Après avoir examiné sa soi-disant charge de cours, M. Trudeaux en est arrivé à la réalisation troublante que ce ne sont pas seulement les élèves du lycée qui sont injustes envers Adèle Wilson, car le système scolaire lui-même lui fait également un grand tort. En lui attribuant arbitrairement et uniquement ces cours de rattrapage et optionnels… en l'excluant des cours plus axés sur le plan scolaire en raison de sa légère « condition mentale »… on lui refuse systématiquement la possibilité d'obtenir une véritable éducation.

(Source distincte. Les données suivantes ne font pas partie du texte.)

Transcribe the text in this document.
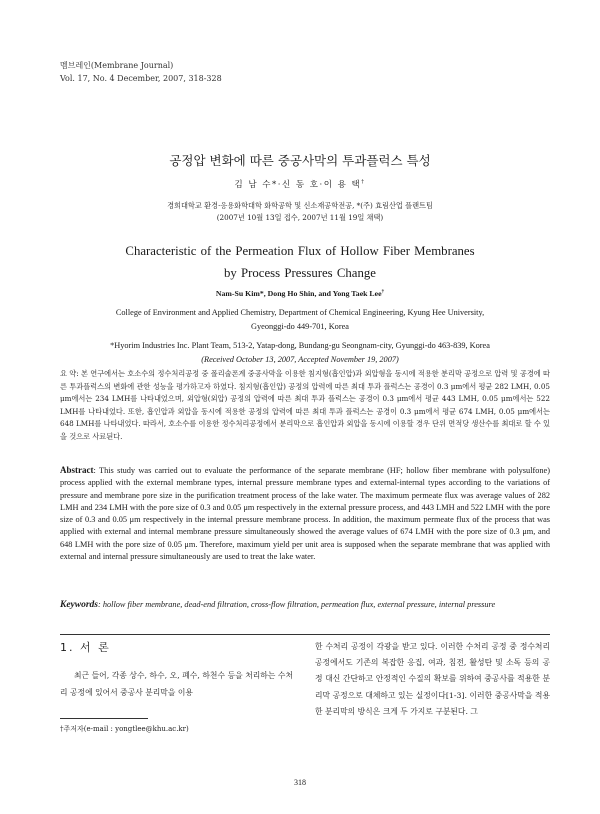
멤브레인(Membrane Journal)
Vol. 17, No. 4 December, 2007, 318-328
공정압 변화에 따른 중공사막의 투과플럭스 특성
김 남 수*·신 동 호·이 용 택†
경희대학교 환경·응용화학대학 화학공학 및 신소재공학전공, *(주) 효림산업 플랜트팀
(2007년 10월 13일 접수, 2007년 11월 19일 채택)
Characteristic of the Permeation Flux of Hollow Fiber Membranes
by Process Pressures Change
Nam-Su Kim*, Dong Ho Shin, and Yong Taek Lee†
College of Environment and Applied Chemistry, Department of Chemical Engineering, Kyung Hee University,
Gyeonggi-do 449-701, Korea
*Hyorim Industries Inc. Plant Team, 513-2, Yatap-dong, Bundang-gu Seongnam-city, Gyunggi-do 463-839, Korea
(Received October 13, 2007, Accepted November 19, 2007)
요 약: 본 연구에서는 호소수의 정수처리공정 중 폴리술폰계 중공사막을 이용한 침지형(흡인압)과 외압형을 동시에 적용한 분리막 공정으로 압력 및 공경에 따른 투과플럭스의 변화에 관한 성능을 평가하고자 하였다. 침지형(흡인압) 공정의 압력에 따른 최대 투과 플럭스는 공경이 0.3 μm에서 평균 282 LMH, 0.05 μm에서는 234 LMH를 나타내었으며, 외압형(외압) 공정의 압력에 따른 최대 투과 플럭스는 공경이 0.3 μm에서 평균 443 LMH, 0.05 μm에서는 522 LMH를 나타내었다. 또한, 흡인압과 외압을 동시에 적용한 공정의 압력에 따른 최대 투과 플럭스는 공경이 0.3 μm에서 평균 674 LMH, 0.05 μm에서는 648 LMH를 나타내었다. 따라서, 호소수를 이용한 정수처리공정에서 분리막으로 흡인압과 외압을 동시에 이용할 경우 단위 면적당 생산수를 최대로 할 수 있을 것으로 사료된다.
Abstract: This study was carried out to evaluate the performance of the separate membrane (HF; hollow fiber membrane with polysulfone) process applied with the external membrane types, internal pressure membrane types and external-internal types according to the variations of pressure and membrane pore size in the purification treatment process of the lake water. The maximum permeate flux was average values of 282 LMH and 234 LMH with the pore size of 0.3 and 0.05 μm respectively in the external pressure process, and 443 LMH and 522 LMH with the pore size of 0.3 and 0.05 μm respectively in the internal pressure membrane process. In addition, the maximum permeate flux of the process that was applied with external and internal membrane pressure simultaneously showed the average values of 674 LMH with the pore size of 0.3 μm, and 648 LMH with the pore size of 0.05 μm. Therefore, maximum yield per unit area is supposed when the separate membrane that was applied with external and internal pressure simultaneously are used to treat the lake water.
Keywords: hollow fiber membrane, dead-end filtration, cross-flow filtration, permeation flux, external pressure, internal pressure
1. 서 론
최근 들어, 각종 상수, 하수, 오, 폐수, 하천수 등을 처리하는 수처리 공정에 있어서 중공사 분리막을 이용
한 수처리 공정이 각광을 받고 있다. 이러한 수처리 공정 중 정수처리 공정에서도 기존의 복잡한 응집, 여과, 침전, 활성탄 및 소독 등의 공정 대신 간단하고 안정적인 수질의 확보를 위하여 중공사를 적용한 분리막 공정으로 대체하고 있는 실정이다[1-3]. 이러한 중공사막을 적용한 분리막의 방식은 크게 두 가지로 구분된다. 그
†주저자(e-mail : yongtlee@khu.ac.kr)
318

Tout en se tenant là, examinant l'emploi du temps d'Adèle et se demandant ce qu'il peut faire pour arranger les choses, Nadine lui vient soudainement à l'esprit, et la métaphorique ampoule s'allume vivement au-dessus de sa tête.
« Adèle, pourriez-vous avoir l'amabilité de m'accompagner au bureau ? J'ai besoin de parler à la Principal Davis de… »
Croyant soudainement qu'elle est en quelque sorte dans le pétrin, Adèle a immédiatement peur et l'interrompt. « Principal Davis… pourquoi ? Suis-je dans le pétrin ? Je suis désolée pour ce que j'ai fait, M. Trudeaux. Je… »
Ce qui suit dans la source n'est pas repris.